La deuxième piste explore la baisse de production de la progérine. Sur des souris génétiquement modifiées, les chercheurs ont testé une molécule antisens, c’est-à-dire une séquence d’ADN exactement contraire à la séquence mutante découverte en 2003. « Les souris traitées par cette technologie de blocage ont vu leurs symptômes diminuer et leur espérance de vie passer de 155 à 190 jours », explique Nicolas Levy. Un essai sur l’homme est envisagé pour 2019.

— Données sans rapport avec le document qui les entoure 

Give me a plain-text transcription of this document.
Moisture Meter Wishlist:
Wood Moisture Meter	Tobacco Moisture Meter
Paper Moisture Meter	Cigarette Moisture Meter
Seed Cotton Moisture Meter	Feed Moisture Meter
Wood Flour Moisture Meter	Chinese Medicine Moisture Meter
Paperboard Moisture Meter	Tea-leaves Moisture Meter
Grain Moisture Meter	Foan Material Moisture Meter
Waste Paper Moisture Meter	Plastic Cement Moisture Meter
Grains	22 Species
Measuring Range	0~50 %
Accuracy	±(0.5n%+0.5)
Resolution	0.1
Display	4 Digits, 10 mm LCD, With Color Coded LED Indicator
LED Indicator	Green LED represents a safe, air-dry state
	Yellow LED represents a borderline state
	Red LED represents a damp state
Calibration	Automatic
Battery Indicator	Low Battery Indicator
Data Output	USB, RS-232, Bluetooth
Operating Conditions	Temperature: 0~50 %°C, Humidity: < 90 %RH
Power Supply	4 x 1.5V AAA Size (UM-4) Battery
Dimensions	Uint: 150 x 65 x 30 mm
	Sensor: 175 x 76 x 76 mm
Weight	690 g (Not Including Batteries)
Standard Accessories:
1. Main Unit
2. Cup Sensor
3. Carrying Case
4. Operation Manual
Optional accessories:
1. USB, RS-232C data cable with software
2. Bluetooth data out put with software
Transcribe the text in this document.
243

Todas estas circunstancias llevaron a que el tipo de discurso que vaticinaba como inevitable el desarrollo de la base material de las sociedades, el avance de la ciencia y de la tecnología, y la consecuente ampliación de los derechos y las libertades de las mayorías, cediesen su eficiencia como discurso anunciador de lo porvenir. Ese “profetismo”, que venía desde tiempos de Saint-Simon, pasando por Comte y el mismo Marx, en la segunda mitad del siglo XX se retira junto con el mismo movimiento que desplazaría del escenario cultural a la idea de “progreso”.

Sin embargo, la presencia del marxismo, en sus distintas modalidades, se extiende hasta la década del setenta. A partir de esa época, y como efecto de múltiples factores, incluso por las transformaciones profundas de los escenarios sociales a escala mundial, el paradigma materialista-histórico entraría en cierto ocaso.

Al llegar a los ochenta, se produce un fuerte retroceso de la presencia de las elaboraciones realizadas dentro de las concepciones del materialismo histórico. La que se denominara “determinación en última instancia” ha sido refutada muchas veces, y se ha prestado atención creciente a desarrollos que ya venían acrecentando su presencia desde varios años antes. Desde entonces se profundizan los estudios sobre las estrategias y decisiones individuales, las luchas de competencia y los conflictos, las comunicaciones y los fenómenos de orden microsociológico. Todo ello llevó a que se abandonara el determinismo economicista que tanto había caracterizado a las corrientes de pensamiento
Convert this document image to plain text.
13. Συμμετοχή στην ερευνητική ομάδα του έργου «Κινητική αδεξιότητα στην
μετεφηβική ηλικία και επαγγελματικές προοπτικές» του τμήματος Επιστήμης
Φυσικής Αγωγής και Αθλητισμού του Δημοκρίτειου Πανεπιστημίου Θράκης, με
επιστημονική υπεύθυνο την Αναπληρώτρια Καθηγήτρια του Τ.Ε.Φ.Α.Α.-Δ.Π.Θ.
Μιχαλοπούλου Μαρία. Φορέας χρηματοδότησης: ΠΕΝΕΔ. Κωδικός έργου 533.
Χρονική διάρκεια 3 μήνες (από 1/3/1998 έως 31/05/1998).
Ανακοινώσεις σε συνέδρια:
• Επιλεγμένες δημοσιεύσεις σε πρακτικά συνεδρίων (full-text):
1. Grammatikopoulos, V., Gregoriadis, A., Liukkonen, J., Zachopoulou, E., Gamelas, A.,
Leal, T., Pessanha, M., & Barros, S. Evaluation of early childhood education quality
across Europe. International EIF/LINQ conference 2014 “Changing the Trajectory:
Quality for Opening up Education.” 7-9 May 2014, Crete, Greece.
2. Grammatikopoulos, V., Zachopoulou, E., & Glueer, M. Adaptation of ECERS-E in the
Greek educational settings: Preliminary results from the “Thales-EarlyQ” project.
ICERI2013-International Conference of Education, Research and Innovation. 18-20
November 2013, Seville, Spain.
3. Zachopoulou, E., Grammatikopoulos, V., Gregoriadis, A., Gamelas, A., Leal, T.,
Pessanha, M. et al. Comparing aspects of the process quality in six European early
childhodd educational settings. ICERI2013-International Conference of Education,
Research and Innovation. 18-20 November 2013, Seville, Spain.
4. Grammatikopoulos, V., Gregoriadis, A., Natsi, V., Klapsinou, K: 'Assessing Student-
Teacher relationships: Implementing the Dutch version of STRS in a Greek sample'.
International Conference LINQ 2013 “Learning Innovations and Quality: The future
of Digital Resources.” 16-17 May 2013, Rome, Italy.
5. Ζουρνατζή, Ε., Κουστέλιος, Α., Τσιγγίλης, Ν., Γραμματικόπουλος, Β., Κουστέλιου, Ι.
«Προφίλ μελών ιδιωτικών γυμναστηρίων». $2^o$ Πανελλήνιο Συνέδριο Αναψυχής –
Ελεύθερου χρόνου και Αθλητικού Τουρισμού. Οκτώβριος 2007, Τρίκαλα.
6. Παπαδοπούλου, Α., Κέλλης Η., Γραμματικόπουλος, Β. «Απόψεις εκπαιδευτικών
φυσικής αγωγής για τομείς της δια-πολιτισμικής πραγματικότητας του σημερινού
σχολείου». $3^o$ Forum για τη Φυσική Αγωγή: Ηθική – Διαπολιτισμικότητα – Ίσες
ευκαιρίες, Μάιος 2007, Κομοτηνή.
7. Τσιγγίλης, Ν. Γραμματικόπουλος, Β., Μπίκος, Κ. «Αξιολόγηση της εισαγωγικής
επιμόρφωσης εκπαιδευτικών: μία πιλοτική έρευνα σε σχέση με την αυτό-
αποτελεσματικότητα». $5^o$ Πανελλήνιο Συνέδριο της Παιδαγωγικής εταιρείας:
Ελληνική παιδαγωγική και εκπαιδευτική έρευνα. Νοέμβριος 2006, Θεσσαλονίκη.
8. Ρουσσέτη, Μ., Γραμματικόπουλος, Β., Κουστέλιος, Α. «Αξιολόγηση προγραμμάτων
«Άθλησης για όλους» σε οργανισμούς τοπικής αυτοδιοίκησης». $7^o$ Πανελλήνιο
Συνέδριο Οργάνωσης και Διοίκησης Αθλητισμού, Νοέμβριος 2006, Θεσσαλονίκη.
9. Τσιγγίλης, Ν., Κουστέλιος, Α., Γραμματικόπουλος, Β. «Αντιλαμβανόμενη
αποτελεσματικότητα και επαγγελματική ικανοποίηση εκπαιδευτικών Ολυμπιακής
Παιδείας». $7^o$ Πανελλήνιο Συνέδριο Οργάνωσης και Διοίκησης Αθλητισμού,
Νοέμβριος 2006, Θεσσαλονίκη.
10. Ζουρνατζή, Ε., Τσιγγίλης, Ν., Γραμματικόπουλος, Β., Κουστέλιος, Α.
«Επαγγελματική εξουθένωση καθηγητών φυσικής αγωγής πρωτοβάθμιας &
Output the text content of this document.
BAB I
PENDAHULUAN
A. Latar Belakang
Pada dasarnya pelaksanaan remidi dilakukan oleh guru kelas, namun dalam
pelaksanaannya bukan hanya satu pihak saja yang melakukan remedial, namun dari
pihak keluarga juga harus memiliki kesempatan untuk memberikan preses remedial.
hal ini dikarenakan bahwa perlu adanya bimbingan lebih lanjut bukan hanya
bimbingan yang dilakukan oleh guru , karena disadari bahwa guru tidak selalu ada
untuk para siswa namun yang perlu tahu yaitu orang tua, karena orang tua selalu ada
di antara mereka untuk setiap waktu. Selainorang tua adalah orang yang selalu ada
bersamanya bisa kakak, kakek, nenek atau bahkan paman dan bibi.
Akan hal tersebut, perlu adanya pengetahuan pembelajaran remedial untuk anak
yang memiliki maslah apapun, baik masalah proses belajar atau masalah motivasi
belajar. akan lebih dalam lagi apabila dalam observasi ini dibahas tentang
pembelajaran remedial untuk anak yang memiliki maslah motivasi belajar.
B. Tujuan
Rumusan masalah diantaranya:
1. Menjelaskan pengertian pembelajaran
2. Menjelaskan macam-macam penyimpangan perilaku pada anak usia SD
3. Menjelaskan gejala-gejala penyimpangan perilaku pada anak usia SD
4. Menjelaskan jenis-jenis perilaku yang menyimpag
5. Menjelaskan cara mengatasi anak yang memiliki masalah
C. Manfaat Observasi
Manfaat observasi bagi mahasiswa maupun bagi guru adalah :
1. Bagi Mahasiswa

La troisième voie proposée par la publication d’aujourd’hui va plus loin. « La progéria est un modèle unique pour comprendre des mécanismes majeurs du vieillissement naturel, car il a été montré que la progérine s’accumule progressivement dans les cellules normales », poursuit le professeur. A partir des trois molécules identifiées, son équipe va maintenant travailler sur d’autres maladies rares proches, mais également sur certaines formes de cancer, ainsi qu’en cosmétologie, pour la production de sérum anti-âge.